There is a need to urgently build green and climate resilient agriculture but, unfortunately, the stark reality is that only 1.7 percent of global climate finance goes to adaptation, that is, to actions to prepare for and adjust to the impacts of climate change. The International Fund for Agricultural Development (as both a UN specialized agency and development finance institution) was an early mover on climate adaptation when development organizations were focusing mainly on climate mitigation.
Over the past decade, the IFAD has accumulated a wealth of practical knowledge and techniques to better serve small-scale producers in building climate resilience. About $500 million has been mobilized to invest in climate-smart solutions in 62 countries. This has made the IFAD one of the largest actors in smallholder agriculture adaptation resources.
In China, almost half of the total IFAD financing in the IFAD-supported Yunnan Rural Revitalization Demonstration Project and the Hunan Rural Revitalization Demonstration Project ($74.78 and $60.2 million respectively) are in activities that directly contribute to improving the capacity of farmers to cope with the current and future effects of climate change.
The project in Yunnan province will help bring 1,800 hectares of land under climate-resilient practices, while the one in Hunan province will improve climate information and adaptation guidance, providing 14,700 people with climate information services.
Much of the IFAD’s climate financing has been through the Adaptation for Smallholder Agriculture Programme launched in 2012, or with the Global Environment Facility, the Least Developed Countries Fund, the Special Climate Change Fund, or the Adaptation Fund. The Adaptation for Smallholder Agriculture Programme is a direct conduit of climate and environmental finance to smallholder farmers, helping them to reduce poverty, enhance biodiversity, increase yields and lower greenhouse gas emissions.
The Adaptation for Smallholder Agriculture Programme delivers more systematic climate risk and vulnerability analyses, and boosts the capabilities of farmer-based organizations to manage climate risks. For example, the IFAD-funded programs include the development of a flash flood early warning system in Bangladesh, a salinity monitoring system in Vietnam, a stronger weather station network in Mozambique, and more robust building codes for post-harvest processing and storage facilities in Rwanda.
Green and climate resilient agriculture is also a key focus of the IFAD’s South-South and Triangular Cooperation.
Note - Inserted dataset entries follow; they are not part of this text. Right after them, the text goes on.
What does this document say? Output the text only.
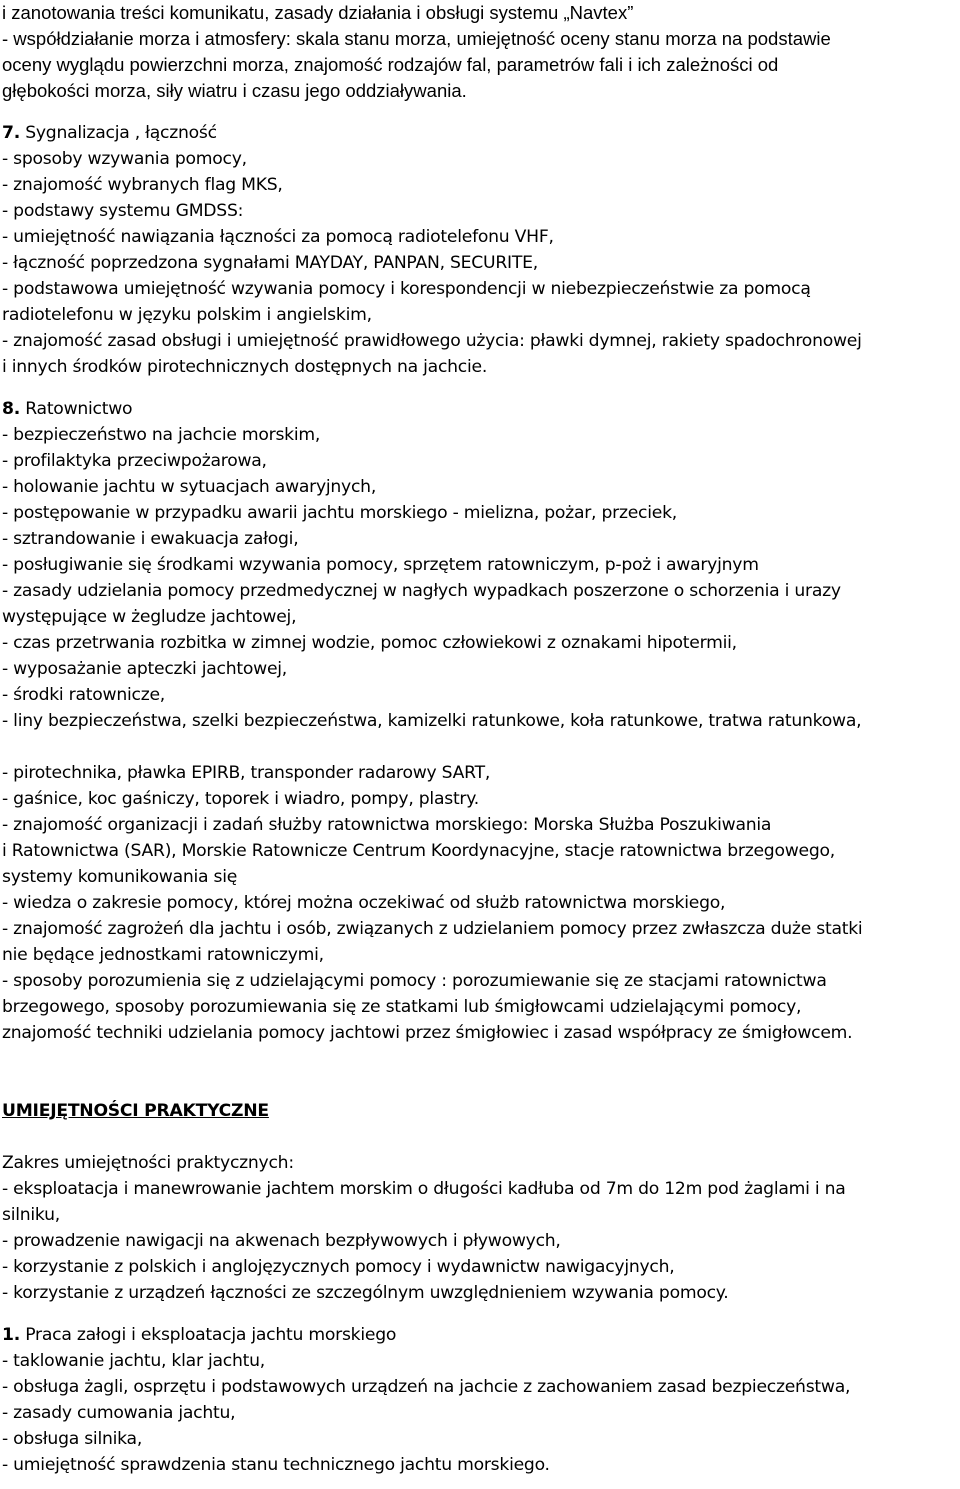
i zanotowania treści komunikatu, zasady działania i obsługi systemu „Navtex”
- współdziałanie morza i atmosfery: skala stanu morza, umiejętność oceny stanu morza na podstawie
oceny wyglądu powierzchni morza, znajomość rodzajów fal, parametrów fali i ich zależności od
głębokości morza, siły wiatru i czasu jego oddziaływania.
7. Sygnalizacja , łączność
- sposoby wzywania pomocy,
- znajomość wybranych flag MKS,
- podstawy systemu GMDSS:
- umiejętność nawiązania łączności za pomocą radiotelefonu VHF,
- łączność poprzedzona sygnałami MAYDAY, PANPAN, SECURITE,
- podstawowa umiejętność wzywania pomocy i korespondencji w niebezpieczeństwie za pomocą
radiotelefonu w języku polskim i angielskim,
- znajomość zasad obsługi i umiejętność prawidłowego użycia: pławki dymnej, rakiety spadochronowej
i innych środków pirotechnicznych dostępnych na jachcie.
8. Ratownictwo
- bezpieczeństwo na jachcie morskim,
- profilaktyka przeciwpożarowa,
- holowanie jachtu w sytuacjach awaryjnych,
- postępowanie w przypadku awarii jachtu morskiego - mielizna, pożar, przeciek,
- sztrandowanie i ewakuacja załogi,
- posługiwanie się środkami wzywania pomocy, sprzętem ratowniczym, p-poż i awaryjnym
- zasady udzielania pomocy przedmedycznej w nagłych wypadkach poszerzone o schorzenia i urazy
występujące w żegludze jachtowej,
- czas przetrwania rozbitka w zimnej wodzie, pomoc człowiekowi z oznakami hipotermii,
- wyposażanie apteczki jachtowej,
- środki ratownicze,
- liny bezpieczeństwa, szelki bezpieczeństwa, kamizelki ratunkowe, koła ratunkowe, tratwa ratunkowa,
- pirotechnika, pławka EPIRB, transponder radarowy SART,
- gaśnice, koc gaśniczy, toporek i wiadro, pompy, plastry.
- znajomość organizacji i zadań służby ratownictwa morskiego: Morska Służba Poszukiwania
i Ratownictwa (SAR), Morskie Ratownicze Centrum Koordynacyjne, stacje ratownictwa brzegowego,
systemy komunikowania się
- wiedza o zakresie pomocy, której można oczekiwać od służb ratownictwa morskiego,
- znajomość zagrożeń dla jachtu i osób, związanych z udzielaniem pomocy przez zwłaszcza duże statki
nie będące jednostkami ratowniczymi,
- sposoby porozumienia się z udzielającymi pomocy : porozumiewanie się ze stacjami ratownictwa
brzegowego, sposoby porozumiewania się ze statkami lub śmigłowcami udzielającymi pomocy,
znajomość techniki udzielania pomocy jachtowi przez śmigłowiec i zasad współpracy ze śmigłowcem.
UMIEJĘTNOŚCI PRAKTYCZNE
Zakres umiejętności praktycznych:
- eksploatacja i manewrowanie jachtem morskim o długości kadłuba od 7m do 12m pod żaglami i na
silniku,
- prowadzenie nawigacji na akwenach bezpływowych i pływowych,
- korzystanie z polskich i anglojęzycznych pomocy i wydawnictw nawigacyjnych,
- korzystanie z urządzeń łączności ze szczególnym uwzględnieniem wzywania pomocy.
1. Praca załogi i eksploatacja jachtu morskiego
- taklowanie jachtu, klar jachtu,
- obsługa żagli, osprzętu i podstawowych urządzeń na jachcie z zachowaniem zasad bezpieczeństwa,
- zasady cumowania jachtu,
- obsługa silnika,
- umiejętność sprawdzenia stanu technicznego jachtu morskiego.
And a lot is being done through the China-IFAD South-South and Triangular Cooperation Facility－for instance, Vietnam, Cambodia, China and Laos are benefiting from a grant to help identify and develop climate-resilient value chains between farmers groups, processing units and enterprises in the context of the IFAD-supported projects in these countries.
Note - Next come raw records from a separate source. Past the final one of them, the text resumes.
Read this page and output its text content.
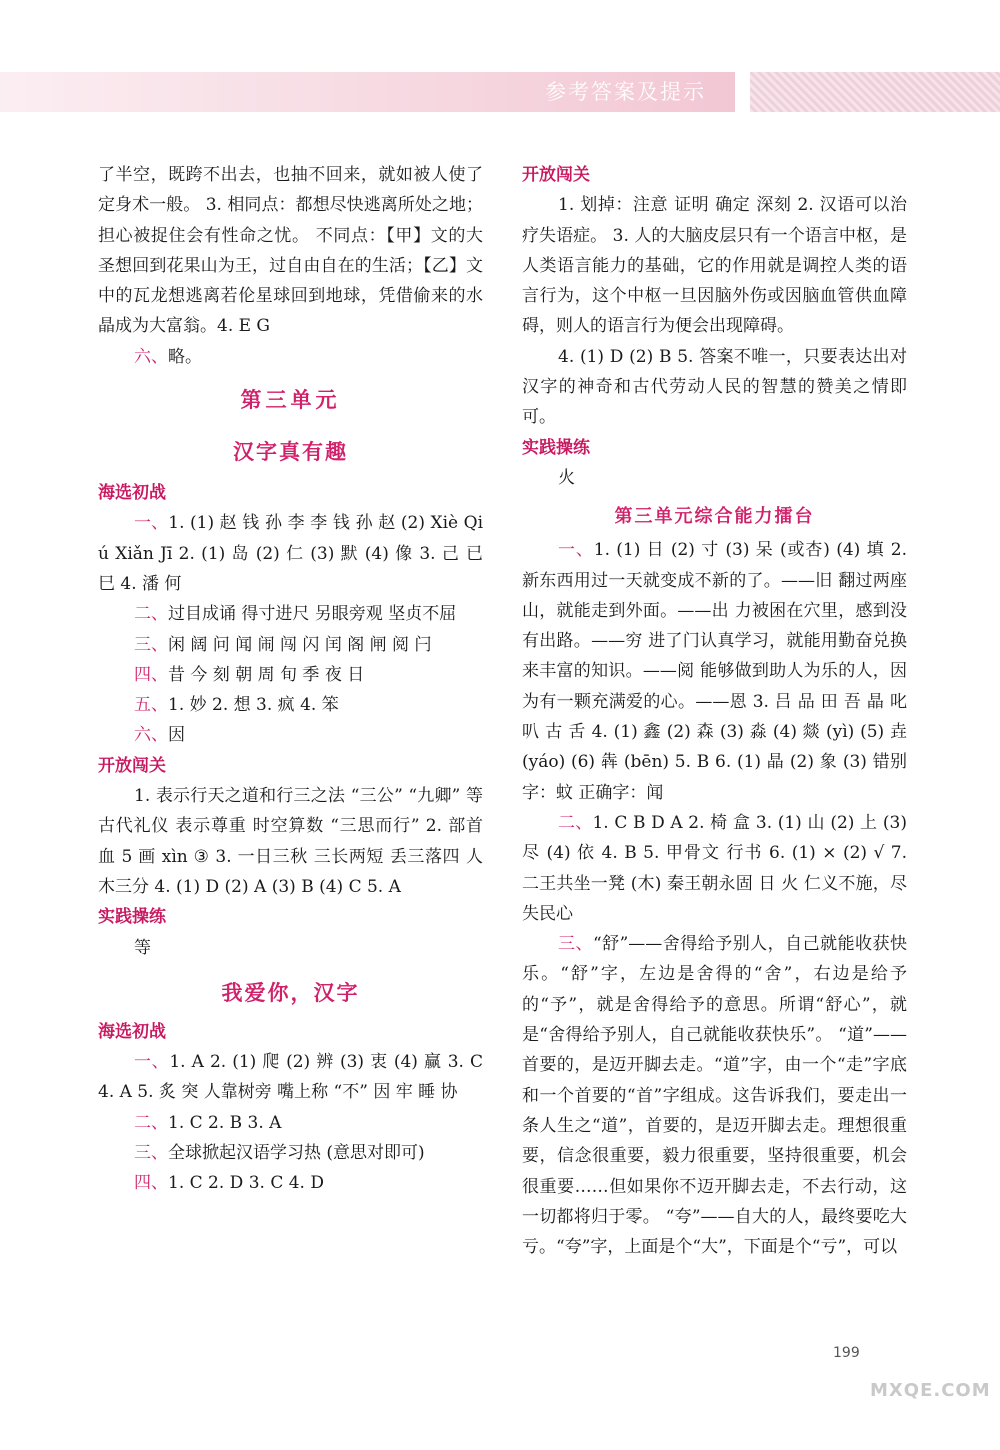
参考答案及提示

了半空，既跨不出去，也抽不回来，就如被人使了定身术一般。 3. 相同点：都想尽快逃离所处之地；担心被捉住会有性命之忧。 不同点：【甲】文的大圣想回到花果山为王，过自由自在的生活；【乙】文中的瓦龙想逃离若伦星球回到地球，凭借偷来的水晶成为大富翁。4. E G

六、略。

第三单元
汉字真有趣

海选初战

一、1. (1) 赵 钱 孙 李 李 钱 孙 赵 (2) Xiè Qiú Xiǎn Jī 2. (1) 岛 (2) 仁 (3) 默 (4) 像 3. 己 已 巳 4. 潘 何

二、过目成诵 得寸进尺 另眼旁观 坚贞不屈

三、闲 阔 问 闻 闹 闯 闪 闰 阁 闸 阅 闩

四、昔 今 刻 朝 周 旬 季 夜 日

五、1. 妙 2. 想 3. 疯 4. 笨

六、因

开放闯关

1. 表示行天之道和行三之法 “三公” “九卿” 等 古代礼仪 表示尊重 时空算数 “三思而行” 2. 部首 血 5 画 xìn ③ 3. 一日三秋 三长两短 丢三落四 人木三分 4. (1) D (2) A (3) B (4) C 5. A

实践操练

等

我爱你，汉字

海选初战

一、1. A 2. (1) 爬 (2) 辨 (3) 衷 (4) 赢 3. C 4. A 5. 炙 突 人靠树旁 嘴上称 “不” 因 牢 睡 协

二、1. C 2. B 3. A

三、全球掀起汉语学习热 (意思对即可)

四、1. C 2. D 3. C 4. D

开放闯关

1. 划掉：注意 证明 确定 深刻 2. 汉语可以治疗失语症。 3. 人的大脑皮层只有一个语言中枢，是人类语言能力的基础，它的作用就是调控人类的语言行为，这个中枢一旦因脑外伤或因脑血管供血障碍，则人的语言行为便会出现障碍。

4. (1) D (2) B 5. 答案不唯一，只要表达出对汉字的神奇和古代劳动人民的智慧的赞美之情即可。

实践操练

火

第三单元综合能力擂台

一、1. (1) 日 (2) 寸 (3) 呆 (或杏) (4) 填 2. 新东西用过一天就变成不新的了。——旧 翻过两座山，就能走到外面。——出 力被困在穴里，感到没有出路。——穷 进了门认真学习，就能用勤奋兑换来丰富的知识。——阅 能够做到助人为乐的人，因为有一颗充满爱的心。——恩 3. 吕 品 田 吾 晶 叱 叭 古 舌 4. (1) 鑫 (2) 森 (3) 淼 (4) 燚 (yì) (5) 垚 (yáo) (6) 犇 (bēn) 5. B 6. (1) 晶 (2) 象 (3) 错别字：蚊 正确字：闻

二、1. C B D A 2. 椅 盒 3. (1) 山 (2) 上 (3) 尽 (4) 依 4. B 5. 甲骨文 行书 6. (1) × (2) √ 7. 二王共坐一凳 (木) 秦王朝永固 日 火 仁义不施，尽失民心

三、“舒”——舍得给予别人，自己就能收获快乐。“舒”字，左边是舍得的“舍”，右边是给予的“予”，就是舍得给予的意思。所谓“舒心”，就是“舍得给予别人，自己就能收获快乐”。 “道”——首要的，是迈开脚去走。“道”字，由一个“走”字底和一个首要的“首”字组成。这告诉我们，要走出一条人生之“道”，首要的，是迈开脚去走。理想很重要，信念很重要，毅力很重要，坚持很重要，机会很重要……但如果你不迈开脚去走，不去行动，这一切都将归于零。 “夸”——自大的人，最终要吃大亏。“夸”字，上面是个“大”，下面是个“亏”，可以

199
MXQE.COM
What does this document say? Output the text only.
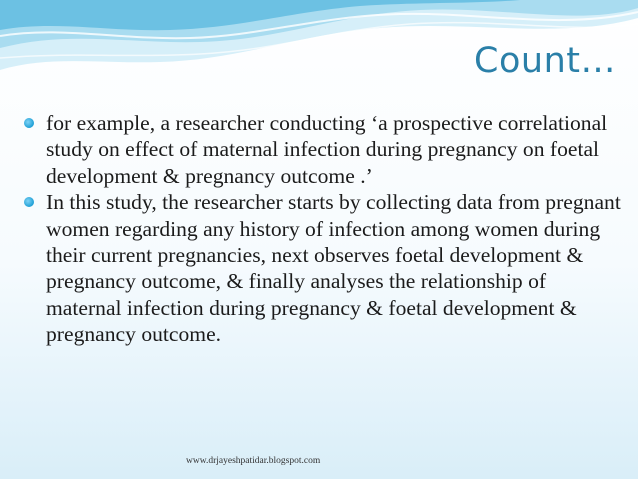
Count…
for example, a researcher conducting ‘a prospective correlational study on effect of maternal infection during pregnancy on foetal development & pregnancy outcome .’
In this study, the researcher starts by collecting data from pregnant women regarding any history of infection among women during their current pregnancies, next observes foetal development & pregnancy outcome, & finally analyses the relationship of maternal infection during pregnancy & foetal development & pregnancy outcome.
www.drjayeshpatidar.blogspot.com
While these are important investments, we need to do more. For this reason, the IFAD’s efforts to address environmental and climate issues, and to facilitate social inclusion will be expanded. The IFAD is committed to increasing climate finance for small-scale agriculture to 40 percent of its investments during the 2022-24 period, and 90 percent of the IFAD-funded projects will aim to include activities that build climate-related adaptive capacity across multiple dimensions, in order to increase the resilience of 28 million people.
In leading up to the UN Food System Summit in September and COP26(UN Climate Change Conference) in November this year, the global community needs to build on the strong momentum and raise multilateral collaboration to a higher level. Much can be learned from the IFAD’s experience, which is uniquely placed to ensure rural communities receive the support and financing they need to adapt to the threats posed by climate change.
This will help to better target climate finance and ensure it reaches the most vulnerable people and groups, as well as to address the complex and interrelated challenges of food security and nutrition, rural development and climate change. To that end, enhanced partnerships among governments, multilateral organizations and the private sector are critical.
The author is associate vice-president of the International Fund for Agricultural Development.